Future contract

A standardised contract between two parties to buy or sell a specific asset (the underlying), at a specific date in the future (delivery date) at a price agreed upon today (futures/strike price). These contracts trade on a futures exchange.

Every transaction has a buyer and a seller. The buyer is said to be ‘long’ the contract whereas the seller is ‘short’ the contract.

For example, a 1700 future on gold with expiry in September gives the buyer the obligation to buy gold at USD 1700 on the last trading day of the futures contract in September.

The seller of the contract will have the obligation to sell gold at USD 1700 on the last trading day of the futures contract in September.

The pay-off to the buyer will be the difference between the spot price at maturity (S) and the strike price (K) set out in the contract, thus (S – K). The pay-off to the seller will be the reverse (K – S).

If at expiration the price of gold is USD 1,500, the buyer of the futures contract will lose USD 200 whereas the seller of the contract will gain USD 200.

If at expiration the price of gold is USD 1,900, the buyer of the futures contract will gain USD 200 whereas the seller of the contract will lose USD 200.
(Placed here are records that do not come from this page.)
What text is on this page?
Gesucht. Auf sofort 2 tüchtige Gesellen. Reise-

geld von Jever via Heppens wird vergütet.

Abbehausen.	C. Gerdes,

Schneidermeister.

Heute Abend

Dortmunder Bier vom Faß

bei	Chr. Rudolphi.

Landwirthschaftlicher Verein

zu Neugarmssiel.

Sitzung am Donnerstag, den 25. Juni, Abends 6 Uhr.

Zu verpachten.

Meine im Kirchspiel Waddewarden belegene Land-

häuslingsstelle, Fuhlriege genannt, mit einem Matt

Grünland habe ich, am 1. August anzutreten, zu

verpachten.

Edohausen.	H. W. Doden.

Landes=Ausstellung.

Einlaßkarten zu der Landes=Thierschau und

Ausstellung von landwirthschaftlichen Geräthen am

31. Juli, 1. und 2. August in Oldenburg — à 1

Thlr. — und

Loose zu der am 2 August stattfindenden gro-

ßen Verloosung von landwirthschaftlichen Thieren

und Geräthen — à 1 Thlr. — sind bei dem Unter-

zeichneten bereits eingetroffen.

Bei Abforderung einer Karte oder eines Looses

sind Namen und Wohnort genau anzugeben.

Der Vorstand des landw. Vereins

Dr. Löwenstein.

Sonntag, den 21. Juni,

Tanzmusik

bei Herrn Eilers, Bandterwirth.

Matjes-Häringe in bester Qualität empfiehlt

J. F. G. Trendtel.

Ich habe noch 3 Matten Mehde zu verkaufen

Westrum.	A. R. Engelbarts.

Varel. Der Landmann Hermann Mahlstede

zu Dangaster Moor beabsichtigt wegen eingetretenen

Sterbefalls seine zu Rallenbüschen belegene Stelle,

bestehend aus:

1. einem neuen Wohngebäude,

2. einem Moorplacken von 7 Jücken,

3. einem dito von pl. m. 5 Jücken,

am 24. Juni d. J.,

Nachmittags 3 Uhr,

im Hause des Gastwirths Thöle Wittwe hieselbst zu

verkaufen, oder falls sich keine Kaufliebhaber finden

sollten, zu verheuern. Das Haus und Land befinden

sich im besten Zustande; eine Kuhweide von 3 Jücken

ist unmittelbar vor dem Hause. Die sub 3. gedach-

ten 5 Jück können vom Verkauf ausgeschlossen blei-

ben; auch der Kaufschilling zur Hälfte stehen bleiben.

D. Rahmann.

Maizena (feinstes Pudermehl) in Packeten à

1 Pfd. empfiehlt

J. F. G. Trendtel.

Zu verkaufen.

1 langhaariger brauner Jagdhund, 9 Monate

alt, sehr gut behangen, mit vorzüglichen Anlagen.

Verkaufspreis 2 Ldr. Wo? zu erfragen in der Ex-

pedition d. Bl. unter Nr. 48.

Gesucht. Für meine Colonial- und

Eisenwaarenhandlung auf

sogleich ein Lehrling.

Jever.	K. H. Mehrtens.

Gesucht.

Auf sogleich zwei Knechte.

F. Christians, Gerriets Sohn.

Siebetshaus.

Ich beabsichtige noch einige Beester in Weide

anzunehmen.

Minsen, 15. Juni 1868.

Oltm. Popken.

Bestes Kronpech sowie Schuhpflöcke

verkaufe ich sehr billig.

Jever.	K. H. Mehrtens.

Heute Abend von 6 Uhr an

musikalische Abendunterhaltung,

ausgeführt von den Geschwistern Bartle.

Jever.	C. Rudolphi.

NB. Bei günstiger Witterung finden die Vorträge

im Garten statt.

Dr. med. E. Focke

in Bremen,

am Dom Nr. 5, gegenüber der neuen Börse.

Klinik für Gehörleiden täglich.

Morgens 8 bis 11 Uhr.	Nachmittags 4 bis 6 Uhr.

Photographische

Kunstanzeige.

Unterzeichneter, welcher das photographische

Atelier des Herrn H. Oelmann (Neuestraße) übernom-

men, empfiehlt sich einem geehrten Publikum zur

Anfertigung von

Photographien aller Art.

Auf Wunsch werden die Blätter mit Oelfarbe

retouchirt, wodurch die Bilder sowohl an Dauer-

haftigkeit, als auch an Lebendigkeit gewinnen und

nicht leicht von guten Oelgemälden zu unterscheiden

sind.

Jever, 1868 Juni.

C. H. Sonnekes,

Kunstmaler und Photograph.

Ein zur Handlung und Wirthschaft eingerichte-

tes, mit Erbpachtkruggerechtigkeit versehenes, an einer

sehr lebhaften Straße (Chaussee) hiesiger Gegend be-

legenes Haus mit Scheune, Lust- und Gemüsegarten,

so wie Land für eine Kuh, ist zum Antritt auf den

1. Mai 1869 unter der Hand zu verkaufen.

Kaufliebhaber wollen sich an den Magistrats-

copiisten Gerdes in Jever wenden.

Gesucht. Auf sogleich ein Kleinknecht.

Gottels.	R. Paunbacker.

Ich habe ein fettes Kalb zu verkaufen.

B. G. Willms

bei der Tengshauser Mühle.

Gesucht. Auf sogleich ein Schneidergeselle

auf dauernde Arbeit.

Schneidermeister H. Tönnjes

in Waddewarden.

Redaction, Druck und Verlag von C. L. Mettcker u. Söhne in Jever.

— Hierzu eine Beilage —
If at expiration the price of gold is USD 1,700, neither the buyer nor the seller makes a profit or loss.

The terms to be specified in the contract are the underlying asset, the type of settlement (cash or physical), the amount and units of the underlying asset per contract, the currency in which the futures contract is quoted, the quality of the asset, the delivery month, and the last trading date.

To minimise the probability of default by either party, the futures exchange requires both parties to put up an initial amount of cash or collateral known as margin. As the futures price changes daily, the profit is settled.

As demonstrated in the diagram above, as one party gains, the other loses. Thus the exchange will draw money out of the losing counterparty’s margin account and place it in the winning counterparty’s margin account so that daily profit and loss is taken appropriately.

Futures are traded by two groups: hedgers, who wish to protect themselves against the risk of price changes, and speculators, who seek to make a profit by predicting market moves.